From the zócalo, head north along the Alcalá pedestrian mall; just a block north of the Cathedral, you’ll arrive at a Oaxaca favorite, the Palacio de las Gemas (corner of Morelos and Alcalá, tel. 951/514-4603, 10 a.m.–8 p.m. Mon.–Sat.). Although specializing in semiprecious stones and jewelry, it has much more, including a host of charming hand-painted tinware Christmas decorations, Guerrero masks, and pre-Columbian reproductions in onyx and turquoise.
Continue north on Alcalá a block and step into La Mano Mágico (on the west side, just below the corner of Murguia, at Alcalá 203, tel./fax 951/516-4275, 10:30 a.m.–3:00 p.m. and 4–8 p.m. Mon.–Sat.). The shop offers both a colorful exposition of crafts from all over Mexico and a patio workshop where artisans work, dyeing wool and weaving examples of the lovely, museum-quality rugs and serapes that adorn the walls.
Across the street, step into Cuchillos Alcalá (Alcalá 206, tel. 951/514-7943, 10 a.m.–8 p.m. Mon.–Sat.) for an interesting selection of cutlery—knives, swords, scissors—and much more from a longtime Oaxacan tradition.
Take a one-block detour west along Matamoros to Casa de Artesaniás (Matamoros 105, corner of Vigil, tel. 951/516-5062, 9 a.m.–8 p.m. Mon.–Sat.).
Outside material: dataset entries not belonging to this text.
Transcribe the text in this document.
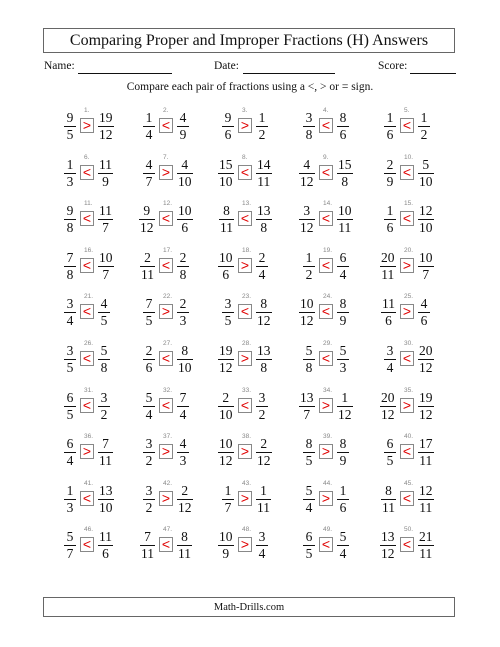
Comparing Proper and Improper Fractions (H) Answers
Name:	Date:	Score:
Compare each pair of fractions using a <, > or = sign.
1.
9
5
> 19
12
2.
1
4
< 4
9
3.
9
6
> 1
2
4.
3
8
< 8
6
5.
1
6
< 1
2
6.
1
3
< 11
9
7.
4
7
> 4
10
8.
15
10
< 14
11
9.
4
12
< 15
8
10.
2
9
< 5
10
11.
9
8
< 11
7
12.
9
12
< 10
6
13.
8
11
< 13
8
14.
3
12
< 10
11
15.
1
6
< 12
10
16.
7
8
< 10
7
17.
2
11
< 2
8
18.
10
6
> 2
4
19.
1
2
< 6
4
20.
20
11
> 10
7
21.
3
4
< 4
5
22.
7
5
> 2
3
23.
3
5
< 8
12
24.
10
12
< 8
9
25.
11
6
> 4
6
26.
3
5
< 5
8
27.
2
6
< 8
10
28.
19
12
> 13
8
29.
5
8
< 5
3
30.
3
4
< 20
12
31.
6
5
< 3
2
32.
5
4
< 7
4
33.
2
10
< 3
2
34.
13
7
> 1
12
35.
20
12
> 19
12
36.
6
4
> 7
11
37.
3
2
> 4
3
38.
10
12
> 2
12
39.
8
5
> 8
9
40.
6
5
< 17
11
41.
1
3
< 13
10
42.
3
2
> 2
12
43.
1
7
> 1
11
44.
5
4
> 1
6
45.
8
11
< 12
11
46.
5
7
< 11
6
47.
7
11
< 8
11
48.
10
9
> 3
4
49.
6
5
< 5
4
50.
13
12
< 21
11
Math-Drills.com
Here, a cooperative of about six dozen Oaxaca artisan families offers a wide handicrafts selection, including rainbows of fantastic alebrijes, from Tilcajete  and Arrazola , a treasury of glistening black pottery from Coyotepec , and preciously embroidered dresses from San Antonino Castillo Velasco .
Return and continue uphill on Alcalá, a block farther north, to the Plaza Alcalá complex, southwest corner of M. Bravo, which has both an outstanding courtyard restaurant and some good shops. Best among them is an exceptional bookstore, Librería Amate (307 Alcal, tel. 951/516-6960, 951/516-7181, amatebooks [at] prodigy [dot] net [dot] mx, 10 a.m.–8 p.m.). Personable owner Henry Wangeman stocks an expertly selected library of English-language books about Mexico, including archaeology, cookbooks, ethnography, guides, history, literature, maps, postcards, and much more.
If you’re interested in fine weavings, step directly across Alcalá to the Tapetes de Teotitlán shop (11 a.m.–7:30 p.m. Mon.–Sat., 1–7 p.m. Sun.) of the Martínez family of the famous Teotitlán del Valle  weaving village. Here, you’re looking at the real thing: fine, mostly traditional designs, made of all-natural dyes.
Half a block farther uphill, be sure to look inside Oro de Monte Albán jewelry store (Alcalá 403, tel. 951/514-3813, 10 a.m.–8 p.m. Mon.–Sat., noon–8 p.m. Sun.), across from the Iglesia de Santo Domingo . This extraordinary family-run enterprise carries on Oaxaca’s venerable goldsmithing tradition as the sole licensed manufacturer of replicas from the renowned treasure of Monte Albán  Tomb 7. Besides the luscious, museum-quality reproductions, Oro de Monte Albán offers a fine assortment of in-house silver and gold earrings, charm bracelets, necklaces, brooches, and much more.
While you’re at Alcalá, be sure to peruse the colorful outdoor displays of for-sale local paintings and native-style women’s blouses, skirts, dresses (blusas, enredos, vestidos) and huipiles that decorate Plaza Labastida just south, across Abasolo, from the Santo Domingo church.
Rewards await shoppers who are willing to walk a few long blocks farther uphill to the state-run IAO (Instituto Oaxaqueño de las Artesanías) (Garcia Vigil 809, tel. 951/514-4030 or 951/514-0861, 9 a.m.–8 p.m. Mon.–Sat., 9 a.m.–5 p.m. Sun.). You can pick from a broad, authentic, and very traditional selection of carved animals, ceramics, huipiles, masks, tinware, wedding dresses, and much more. Prices vary: cheap on some items and high on others.